Thursday's conversation began with an elementary (or, more accurately, kindergarten) discussion of Quantum Physics. (I say elementary because none of us are scientists, and I doubt any of us took a physics class in college -- though I may be wrong here.) I'd done some introductory reading about parallel universes the night before, and discovered, quite literally, an entirely new world out there. Or, even, several new worlds. I kind of like the notion that we're floating around up in the clouds on a magic carpet membrane. (Like I said, elementary.)
A part of me wants to believe that my epic recurring dreams, some recurring for 30+ years, with settings and characters that reappear and develop with each night's chapter, are indeed plucked from the parallel universes that I inhabit out there in Quantum Physics Land. I want to look beyond Freud and Jung to find not greater meaning, but greater explanation. I'm bored to tears with symbolism!
But I digress. Back to the conversation:
1. As I stated, Quantum Physics, multiverses, etc.
2. Did you know that if you're a middle-aged woman who experiences severe hot flashes, your chances of developing either of the two prominent types of breast cancer are greatly reduced?

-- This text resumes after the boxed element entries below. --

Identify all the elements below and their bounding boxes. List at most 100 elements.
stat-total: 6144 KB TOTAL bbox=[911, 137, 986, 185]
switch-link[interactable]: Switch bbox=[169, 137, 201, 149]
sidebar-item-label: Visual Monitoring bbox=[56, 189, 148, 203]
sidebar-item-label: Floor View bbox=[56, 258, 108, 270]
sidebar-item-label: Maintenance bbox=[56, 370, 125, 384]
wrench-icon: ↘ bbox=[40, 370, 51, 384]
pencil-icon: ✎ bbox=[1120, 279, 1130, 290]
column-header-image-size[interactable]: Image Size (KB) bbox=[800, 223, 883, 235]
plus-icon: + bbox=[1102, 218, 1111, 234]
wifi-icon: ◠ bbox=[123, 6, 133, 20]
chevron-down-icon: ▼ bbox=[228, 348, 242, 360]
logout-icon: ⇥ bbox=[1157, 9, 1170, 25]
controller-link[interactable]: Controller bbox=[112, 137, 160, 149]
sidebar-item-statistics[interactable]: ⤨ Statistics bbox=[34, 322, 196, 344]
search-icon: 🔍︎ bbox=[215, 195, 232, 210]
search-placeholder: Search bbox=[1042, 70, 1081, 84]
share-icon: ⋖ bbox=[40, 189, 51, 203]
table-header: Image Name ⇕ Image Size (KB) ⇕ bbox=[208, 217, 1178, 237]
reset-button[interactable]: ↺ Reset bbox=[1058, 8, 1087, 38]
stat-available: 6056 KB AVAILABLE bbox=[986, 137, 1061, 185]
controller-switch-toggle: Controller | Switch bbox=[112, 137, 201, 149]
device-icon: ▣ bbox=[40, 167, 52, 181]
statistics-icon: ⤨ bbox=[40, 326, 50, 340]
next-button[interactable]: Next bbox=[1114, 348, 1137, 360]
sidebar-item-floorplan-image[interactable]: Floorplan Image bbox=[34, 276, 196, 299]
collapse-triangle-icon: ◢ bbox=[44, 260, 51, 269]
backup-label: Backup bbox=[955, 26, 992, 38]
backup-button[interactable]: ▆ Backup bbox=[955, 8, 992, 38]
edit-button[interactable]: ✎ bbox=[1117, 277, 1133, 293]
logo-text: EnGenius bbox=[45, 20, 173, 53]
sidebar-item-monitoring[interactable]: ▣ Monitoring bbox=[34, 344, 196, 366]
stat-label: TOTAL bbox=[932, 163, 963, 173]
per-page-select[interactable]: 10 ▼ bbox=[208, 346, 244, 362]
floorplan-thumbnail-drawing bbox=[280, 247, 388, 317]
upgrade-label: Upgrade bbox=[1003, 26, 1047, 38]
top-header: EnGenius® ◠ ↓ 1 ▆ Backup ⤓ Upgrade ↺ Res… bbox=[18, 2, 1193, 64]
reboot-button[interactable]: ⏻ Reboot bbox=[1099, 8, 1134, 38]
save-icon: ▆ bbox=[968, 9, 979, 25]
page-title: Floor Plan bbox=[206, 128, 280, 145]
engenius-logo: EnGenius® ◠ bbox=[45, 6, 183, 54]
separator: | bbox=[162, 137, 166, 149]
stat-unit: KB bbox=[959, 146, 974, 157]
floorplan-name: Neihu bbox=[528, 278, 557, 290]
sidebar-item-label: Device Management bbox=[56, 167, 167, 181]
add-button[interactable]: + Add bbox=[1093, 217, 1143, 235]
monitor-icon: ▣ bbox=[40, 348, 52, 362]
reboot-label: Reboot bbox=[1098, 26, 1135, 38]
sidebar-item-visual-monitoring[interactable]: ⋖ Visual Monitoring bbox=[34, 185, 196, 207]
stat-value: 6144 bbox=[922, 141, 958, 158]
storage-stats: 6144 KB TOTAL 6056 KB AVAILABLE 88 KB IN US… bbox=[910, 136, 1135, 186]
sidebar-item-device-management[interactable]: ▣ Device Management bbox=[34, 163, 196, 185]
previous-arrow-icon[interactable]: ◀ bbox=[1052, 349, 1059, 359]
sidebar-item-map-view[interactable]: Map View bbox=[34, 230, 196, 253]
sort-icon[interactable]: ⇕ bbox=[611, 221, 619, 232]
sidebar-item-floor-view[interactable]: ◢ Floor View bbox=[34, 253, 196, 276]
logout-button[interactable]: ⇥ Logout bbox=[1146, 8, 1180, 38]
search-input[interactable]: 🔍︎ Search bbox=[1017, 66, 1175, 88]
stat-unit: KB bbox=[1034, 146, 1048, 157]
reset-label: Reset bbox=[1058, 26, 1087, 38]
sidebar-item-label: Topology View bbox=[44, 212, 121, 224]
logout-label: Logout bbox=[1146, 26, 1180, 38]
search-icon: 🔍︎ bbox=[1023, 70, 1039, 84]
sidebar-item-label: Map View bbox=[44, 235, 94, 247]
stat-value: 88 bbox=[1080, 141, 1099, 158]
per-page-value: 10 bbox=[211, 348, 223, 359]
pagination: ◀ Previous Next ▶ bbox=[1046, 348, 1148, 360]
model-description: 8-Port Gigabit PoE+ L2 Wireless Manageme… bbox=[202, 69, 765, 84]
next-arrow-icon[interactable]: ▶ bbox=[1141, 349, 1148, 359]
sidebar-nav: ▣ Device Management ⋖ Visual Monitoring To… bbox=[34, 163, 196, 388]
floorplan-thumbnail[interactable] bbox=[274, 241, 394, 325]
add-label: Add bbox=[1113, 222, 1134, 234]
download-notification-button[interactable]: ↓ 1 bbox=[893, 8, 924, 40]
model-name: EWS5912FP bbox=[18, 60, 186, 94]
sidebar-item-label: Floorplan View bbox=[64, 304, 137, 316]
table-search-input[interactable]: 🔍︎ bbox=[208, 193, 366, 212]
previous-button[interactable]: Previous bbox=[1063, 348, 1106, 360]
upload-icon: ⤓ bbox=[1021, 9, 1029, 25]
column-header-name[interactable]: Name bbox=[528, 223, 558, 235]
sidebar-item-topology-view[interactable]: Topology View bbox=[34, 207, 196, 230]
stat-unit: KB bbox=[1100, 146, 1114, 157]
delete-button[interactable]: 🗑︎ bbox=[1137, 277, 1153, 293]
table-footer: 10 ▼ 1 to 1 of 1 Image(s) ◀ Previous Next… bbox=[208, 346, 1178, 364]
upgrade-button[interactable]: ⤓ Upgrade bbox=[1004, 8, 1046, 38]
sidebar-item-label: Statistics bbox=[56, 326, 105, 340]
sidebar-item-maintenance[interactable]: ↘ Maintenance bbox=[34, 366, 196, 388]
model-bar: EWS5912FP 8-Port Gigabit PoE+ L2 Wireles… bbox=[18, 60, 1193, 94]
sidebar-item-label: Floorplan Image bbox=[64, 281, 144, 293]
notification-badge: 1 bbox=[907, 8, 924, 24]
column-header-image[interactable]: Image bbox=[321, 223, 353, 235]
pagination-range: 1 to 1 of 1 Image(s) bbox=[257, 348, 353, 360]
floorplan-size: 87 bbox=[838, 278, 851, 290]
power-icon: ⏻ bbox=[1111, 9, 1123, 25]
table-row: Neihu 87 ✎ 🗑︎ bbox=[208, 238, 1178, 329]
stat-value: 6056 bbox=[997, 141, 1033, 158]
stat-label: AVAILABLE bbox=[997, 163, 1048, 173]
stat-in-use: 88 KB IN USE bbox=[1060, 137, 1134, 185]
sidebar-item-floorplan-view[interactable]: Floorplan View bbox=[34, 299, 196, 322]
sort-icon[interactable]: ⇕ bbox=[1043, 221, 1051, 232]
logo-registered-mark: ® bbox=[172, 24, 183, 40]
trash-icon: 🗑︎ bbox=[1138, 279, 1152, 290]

3. Supreme Court Justice Clarence Thomas.
4. Supreme Court Justice John Roberts (who was the best man at my cousin's wedding).
5. Cognitive therapy.
6. The Seven Deadly Sins (a list of which now appears on the parchment which protects my work surface).
7. The fact that all of us are guilty of all seven.
8. The Ten Commandments. (Don't you just love the word covet? It's highly underused.) Three of us have not coveted thy neighbor's wife, one of us has.
9. Carlos Castaneda.
11. Text from my husband: "hematopoetic". (Written in blood??!!)
12. Dog treats made from buffalo penises. (Not sure if these are actual in-the-flesh buffalo penises or if they've been ground up and reformed.) R. was in the other room when this subject was introduced, and she heard, instead of buffalo penises, "buckle of peanuts". (Interpretive Hearing is a common occurence at my job.)
And when R. isn't pondering belt buckles fashioned from legumes, she dons her barista cap and treats us all to cappuccinos. Yesterday C. treated us to amaretti.
And when the verbal soundtrack became too frantic, as can happen, R. queued up some tranquility on her iPod, and we settled it down to a soothing Erik-Satie-pitch.
It's not all fun and games, but we can damn well pretend it is.